Enquanto eu estava no grupinho religioso, ouvi uma parte da bíblia, que comentavam naquele momento. Falava sobre Jesus e sua ida ao deserto com o Espírito-Santo. Ela me chamou a atenção. Fiquei pensando em como seria se eu encontrasse com Deus, e este me levasse para conversar num deserto. Foi pensando nisto que escrevi o diálogo abaixo.
“Deus – Bem vindo! – com voz celestial.
Eu – Quem é você?
D – Eu sou Deus, amado filho.
Eu – Sério?! Nossa, eu tenho que parar de beber na segunda. Já esta afetando os meus neurônios. Mas, sério mesmo, você é Deus?
D – Sou sim. Por que duvidas tanto? Há, tá. Não precisa nem responder. Sei muito bem de seu ceticismo. Não só vi, como ouvi muitas coisas ruins que disse ao meu respeito. Bonito, heim?! – repreendendo.
Eu – Eu não acredito. Oh, aquela fala que disse á um mês foi puramente sacana. Eu não sabia que você esta ouvindo. Sabe como é. Meu namorado adora quando digo vulgaridades na cama – no mesmo tom que uma criança se desculpa por uma to feio, só que numa velocidade mais alta.
D – O quê? O que é que você está dizendo? – sem compreender nada.
Eu – Nada, nada – disfarçando – Continue.

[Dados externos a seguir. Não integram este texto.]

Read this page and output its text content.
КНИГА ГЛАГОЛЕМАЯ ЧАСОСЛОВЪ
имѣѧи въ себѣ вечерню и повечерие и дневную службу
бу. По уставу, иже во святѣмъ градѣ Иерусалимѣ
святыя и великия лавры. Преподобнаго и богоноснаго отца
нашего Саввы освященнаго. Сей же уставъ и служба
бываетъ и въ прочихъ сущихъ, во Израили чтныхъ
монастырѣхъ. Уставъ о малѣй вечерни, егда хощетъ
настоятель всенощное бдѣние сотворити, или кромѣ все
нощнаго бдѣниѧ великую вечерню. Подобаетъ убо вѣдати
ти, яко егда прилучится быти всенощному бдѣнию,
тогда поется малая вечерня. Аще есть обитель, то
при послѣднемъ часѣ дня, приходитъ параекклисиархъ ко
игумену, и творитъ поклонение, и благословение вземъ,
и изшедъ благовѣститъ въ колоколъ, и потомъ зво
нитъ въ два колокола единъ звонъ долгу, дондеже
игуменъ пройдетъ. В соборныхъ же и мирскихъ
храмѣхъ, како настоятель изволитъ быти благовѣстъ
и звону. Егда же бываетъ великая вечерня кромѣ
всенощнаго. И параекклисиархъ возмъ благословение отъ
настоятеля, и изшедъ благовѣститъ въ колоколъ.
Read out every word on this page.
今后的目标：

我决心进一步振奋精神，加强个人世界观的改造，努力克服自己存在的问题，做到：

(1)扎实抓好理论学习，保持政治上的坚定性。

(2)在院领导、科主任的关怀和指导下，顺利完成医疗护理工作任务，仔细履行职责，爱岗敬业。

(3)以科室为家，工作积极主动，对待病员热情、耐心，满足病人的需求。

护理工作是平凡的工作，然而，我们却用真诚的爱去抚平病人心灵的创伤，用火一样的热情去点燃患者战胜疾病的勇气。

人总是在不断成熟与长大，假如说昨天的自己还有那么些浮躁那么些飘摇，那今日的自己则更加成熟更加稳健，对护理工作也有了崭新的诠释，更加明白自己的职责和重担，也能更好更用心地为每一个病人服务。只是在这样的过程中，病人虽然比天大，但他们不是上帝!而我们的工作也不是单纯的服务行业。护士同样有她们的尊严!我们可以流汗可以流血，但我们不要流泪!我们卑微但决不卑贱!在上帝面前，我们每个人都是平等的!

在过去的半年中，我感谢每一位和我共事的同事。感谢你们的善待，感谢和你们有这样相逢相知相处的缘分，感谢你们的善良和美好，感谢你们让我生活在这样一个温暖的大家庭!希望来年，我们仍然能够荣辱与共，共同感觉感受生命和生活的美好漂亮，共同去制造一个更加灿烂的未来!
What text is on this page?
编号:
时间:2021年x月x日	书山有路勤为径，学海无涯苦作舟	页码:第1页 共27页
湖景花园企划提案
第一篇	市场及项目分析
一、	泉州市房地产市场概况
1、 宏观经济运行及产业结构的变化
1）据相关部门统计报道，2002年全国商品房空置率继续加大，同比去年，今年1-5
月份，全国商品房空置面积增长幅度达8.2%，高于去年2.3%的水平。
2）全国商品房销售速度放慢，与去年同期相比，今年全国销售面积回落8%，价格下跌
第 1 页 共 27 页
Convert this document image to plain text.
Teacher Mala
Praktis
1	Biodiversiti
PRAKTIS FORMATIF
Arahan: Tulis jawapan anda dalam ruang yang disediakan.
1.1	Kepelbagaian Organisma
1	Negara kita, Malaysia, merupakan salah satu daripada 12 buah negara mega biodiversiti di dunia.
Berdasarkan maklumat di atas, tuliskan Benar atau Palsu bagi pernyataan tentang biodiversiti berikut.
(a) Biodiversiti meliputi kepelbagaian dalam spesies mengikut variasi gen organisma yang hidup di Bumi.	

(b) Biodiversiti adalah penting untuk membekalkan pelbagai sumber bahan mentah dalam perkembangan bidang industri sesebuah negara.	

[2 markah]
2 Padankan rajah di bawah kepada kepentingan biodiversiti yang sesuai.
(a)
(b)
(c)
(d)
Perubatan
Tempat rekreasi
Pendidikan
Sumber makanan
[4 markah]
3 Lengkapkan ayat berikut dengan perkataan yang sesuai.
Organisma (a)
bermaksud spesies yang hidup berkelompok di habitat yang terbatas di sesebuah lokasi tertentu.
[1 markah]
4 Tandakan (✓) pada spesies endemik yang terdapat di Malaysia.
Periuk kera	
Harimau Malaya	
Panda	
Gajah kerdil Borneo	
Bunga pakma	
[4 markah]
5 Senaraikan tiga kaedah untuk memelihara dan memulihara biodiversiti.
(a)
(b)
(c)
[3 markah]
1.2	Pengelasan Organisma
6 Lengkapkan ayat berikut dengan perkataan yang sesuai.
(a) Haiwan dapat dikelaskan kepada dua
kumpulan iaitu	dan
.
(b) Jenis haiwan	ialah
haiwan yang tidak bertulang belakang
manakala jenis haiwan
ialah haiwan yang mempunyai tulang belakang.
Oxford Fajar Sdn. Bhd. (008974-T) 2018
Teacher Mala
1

D – Bem, continuando. O que é que eu dizia? É. Eu ouvi tudo o que disse na vida inteira.
Eu – Sei – bem baixinho.
D – Hurg – tossindo – E foi por cansar de te escutar, que resolvi te chamar aqui para conversarmos.
Eu – O quê? Quer disser que eu morri? – num tom triste.
D – Não. Você, por acaso, ouviu o que eu disse? – tom raivoso.
Eu – Sim – mentindo – Algo com chamar aqui e conversar, além de estar cansado de mim – disfarçando saber sobre o assunto.
D – Sim, mais ou menos – sem saber responder – Bem, sei que tem uma pergunta para me fazer. Dar-te-ei a liberdade de fazê-la.
Eu – Desde quando eu possuo apenas uma pergunta? – tom irônico – Á esta hora já devia saber muito bem que eu gosto de coisas que vem em mais que dupla.
D – É, eu sei, mas sei que apenas uma te atormenta a alma.
Eu – Não só uma, umas 500 e olhe lá – tom convencido.
D – Tá, mas só te concedo uma. É pegar ou largar – tom bem raivoso.
Eu – Nossa. Tá bem. Mas são tantas – tom indiferente.
D – Mas só uma, te digo. Apenas uma e mais nenhuma – tom mais raivoso.
Eu – Tá, eu sei – tom chateado – Por acaso você sabe que disser isto me deixa mais nervoso ainda? – tom irritante.
D – Eu sei, eu sei – tom indiferente.
Eu – Bem, de todas as perguntas que afligem a minha pobre alma – choramingando – uma me importa mais.
D – Finalmente, então me diga meu filho. Mas fale de coração – tom celestial.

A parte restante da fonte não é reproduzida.